VATANDAŞLIĞI SATILIĞA ÇIKARAN MEVZUAT

Ne yazık ki, 12 Haziran 2009 tarihinde Resmi Gazetede yayımlanan 5901 Sayılı Türk Vatandaşlığı Kanunu ile Türk vatandaşlığı, para ile satılır hale getirilmiştir.

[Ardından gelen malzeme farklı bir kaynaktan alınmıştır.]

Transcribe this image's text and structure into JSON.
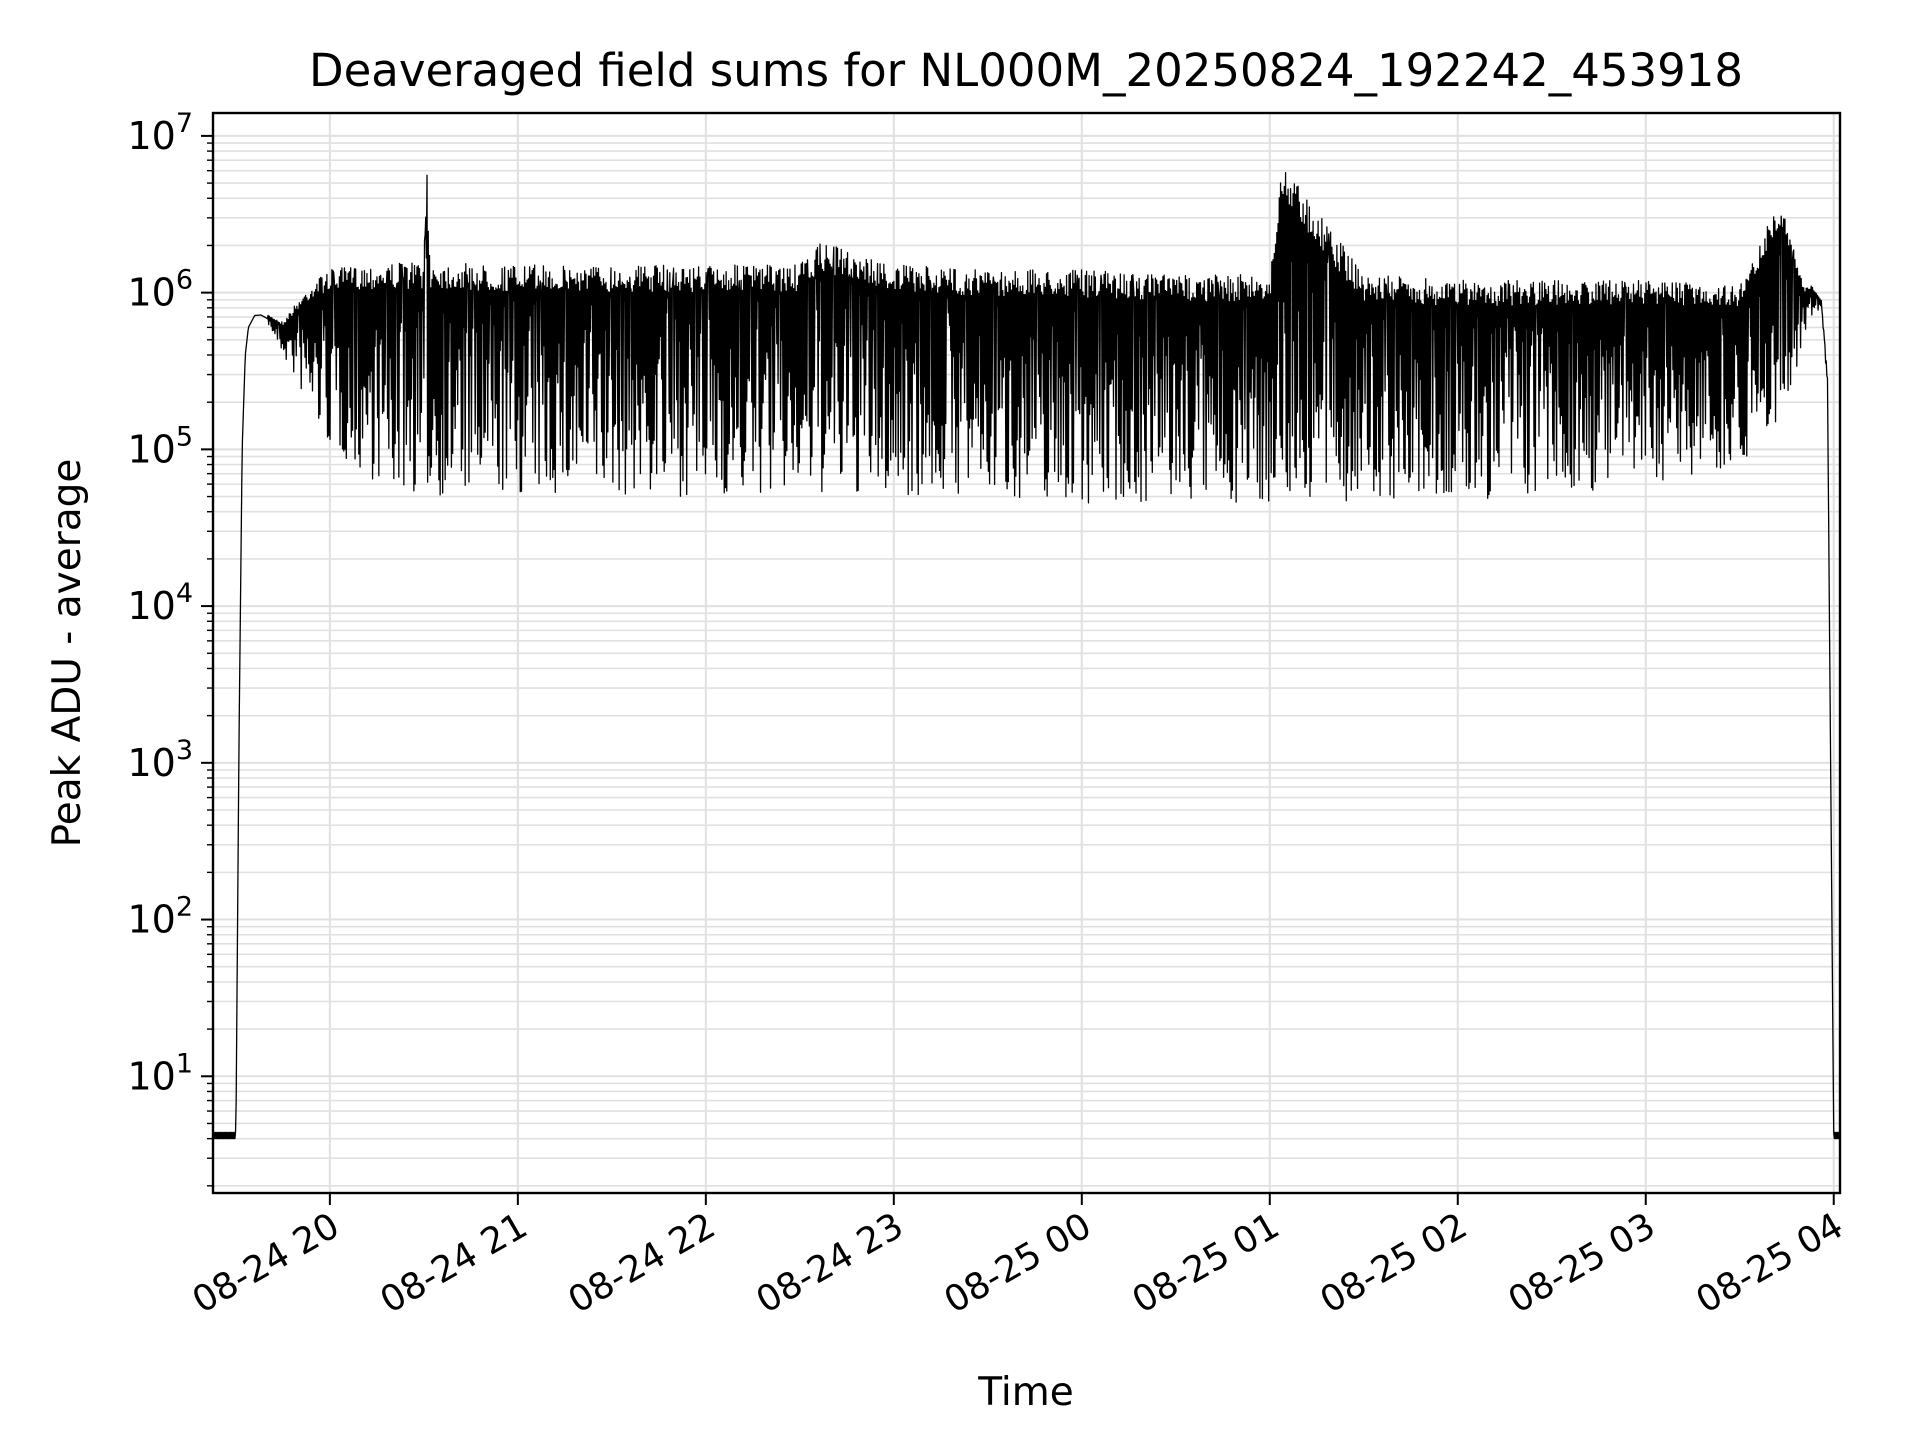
{
  "chart_data": {
    "type": "line",
    "title": "Deaveraged field sums for NL000M_20250824_192242_453918",
    "xlabel": "Time",
    "ylabel": "Peak ADU - average",
    "yscale": "log",
    "ylim": [
      1.8,
      14000000
    ],
    "xlim": [
      "2025-08-24 19:22:42",
      "2025-08-25 04:02:00"
    ],
    "grid": true,
    "legend": "none",
    "line_color": "#000000",
    "grid_color": "#e0e0e0",
    "x_ticks": [
      {
        "t": "2025-08-24 20:00",
        "label": "08-24 20"
      },
      {
        "t": "2025-08-24 21:00",
        "label": "08-24 21"
      },
      {
        "t": "2025-08-24 22:00",
        "label": "08-24 22"
      },
      {
        "t": "2025-08-24 23:00",
        "label": "08-24 23"
      },
      {
        "t": "2025-08-25 00:00",
        "label": "08-25 00"
      },
      {
        "t": "2025-08-25 01:00",
        "label": "08-25 01"
      },
      {
        "t": "2025-08-25 02:00",
        "label": "08-25 02"
      },
      {
        "t": "2025-08-25 03:00",
        "label": "08-25 03"
      },
      {
        "t": "2025-08-25 04:00",
        "label": "08-25 04"
      }
    ],
    "y_ticks": [
      {
        "value": 10,
        "base": "10",
        "exp": "1"
      },
      {
        "value": 100,
        "base": "10",
        "exp": "2"
      },
      {
        "value": 1000,
        "base": "10",
        "exp": "3"
      },
      {
        "value": 10000,
        "base": "10",
        "exp": "4"
      },
      {
        "value": 100000,
        "base": "10",
        "exp": "5"
      },
      {
        "value": 1000000,
        "base": "10",
        "exp": "6"
      },
      {
        "value": 10000000,
        "base": "10",
        "exp": "7"
      }
    ],
    "series": [
      {
        "x": [
          "2025-08-24 19:22:42",
          "2025-08-24 19:30:00",
          "2025-08-24 19:31:00",
          "2025-08-24 19:32:00",
          "2025-08-24 19:33:00",
          "2025-08-24 19:34:00",
          "2025-08-24 19:36:00",
          "2025-08-24 19:38:00",
          "2025-08-24 19:40:00",
          "2025-08-24 19:45:00",
          "2025-08-24 19:50:00",
          "2025-08-24 19:55:00",
          "2025-08-24 20:00:00",
          "2025-08-24 20:10:00",
          "2025-08-24 20:20:00",
          "2025-08-24 20:30:00",
          "2025-08-24 20:31:00",
          "2025-08-24 20:32:00",
          "2025-08-24 20:40:00",
          "2025-08-24 20:50:00",
          "2025-08-24 21:00:00",
          "2025-08-24 21:30:00",
          "2025-08-24 22:00:00",
          "2025-08-24 22:30:00",
          "2025-08-24 22:37:00",
          "2025-08-24 23:00:00",
          "2025-08-24 23:30:00",
          "2025-08-25 00:00:00",
          "2025-08-25 00:30:00",
          "2025-08-25 01:00:00",
          "2025-08-25 01:04:00",
          "2025-08-25 01:30:00",
          "2025-08-25 02:00:00",
          "2025-08-25 02:30:00",
          "2025-08-25 03:00:00",
          "2025-08-25 03:30:00",
          "2025-08-25 03:43:00",
          "2025-08-25 03:50:00",
          "2025-08-25 03:53:00",
          "2025-08-25 03:56:00",
          "2025-08-25 03:58:00",
          "2025-08-25 04:00:00",
          "2025-08-25 04:02:00"
        ],
        "upper": [
          4,
          4,
          1400,
          100000,
          400000,
          600000,
          730000,
          740000,
          720000,
          650000,
          900000,
          1200000,
          1400000,
          1500000,
          1550000,
          1600000,
          6500000,
          1600000,
          1550000,
          1500000,
          1500000,
          1500000,
          1500000,
          1500000,
          2100000,
          1500000,
          1400000,
          1400000,
          1300000,
          1300000,
          6900000,
          1300000,
          1200000,
          1200000,
          1200000,
          1100000,
          4000000,
          1150000,
          1100000,
          900000,
          300000,
          4,
          4
        ],
        "lower": [
          4,
          4,
          1400,
          100000,
          400000,
          600000,
          700000,
          700000,
          650000,
          400000,
          250000,
          150000,
          100000,
          70000,
          55000,
          50000,
          50000,
          50000,
          50000,
          50000,
          50000,
          50000,
          50000,
          50000,
          50000,
          50000,
          50000,
          45000,
          45000,
          45000,
          45000,
          45000,
          45000,
          50000,
          60000,
          80000,
          150000,
          350000,
          700000,
          800000,
          250000,
          4,
          4
        ]
      }
    ]
  }
}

Yasanın, “Türk Vatandaşlığının Kazanılmasında İstisnai Haller” başlıklı 12. Maddesi ile “Türkiye’ye sanayi tesisleri getiren veya bilimsel, teknolojik, ekonomik, sosyal, sportif, kültürel, sanatsal alanlarda olağanüstü hizmeti geçen ya da geçeceği düşünülen ve ilgili bakanlıklarca haklarında gerekçeli teklifte bulunulan kişiler…” için vatandaşlık yolu açılmıştır.

Yasa yoluyla açılan kapı, 6 Ocak 2022 tarihli Resmi Gazete’de yayımlanan “Türk Vatandaşlığı Kanununun Uygulanmasına İlişkin Yönetmelik” ile de delik deşik edilmiş, vatandaşlık adeta paraya tahvil edilir hale getirilmiştir.

Yönetmeliğin “Türk Vatandaşlığının Genel Olarak Kazanılması” başlıklı 15. Maddesinin c fıkrası, kimlere vatandaşlık izni verileceğini sıralamaktadır; “Türkiye’de yerleşmeye karar verdiğini; Türkiye’de taşınmaz mal edinmek, iş kurmak, yatırım yapmak, ticaret ve iş merkezini Türkiye’ye nakletmek, çalışma iznine tabi olarak bir iş yerinde çalışmak ve benzeri davranışlarla teyit etmiş olmak…”

“Türk Vatandaşlığının İstisnai Olarak Kazanılması, Başvuru İçin Gerekli Belgeler Ve Yapılacak İşlemler” başlığını taşıyan 20. Maddesinin fıkraları ise, vatandaşlık vermenin parasal ölçülerini sıralamaktadır;  

a)  En az 500.000 Amerikan Doları veya karşılığı döviz tutarında sabit sermaye yatırımı gerçekleştirdiği Sanayi ve Teknoloji Bakanlığınca tespit edilen.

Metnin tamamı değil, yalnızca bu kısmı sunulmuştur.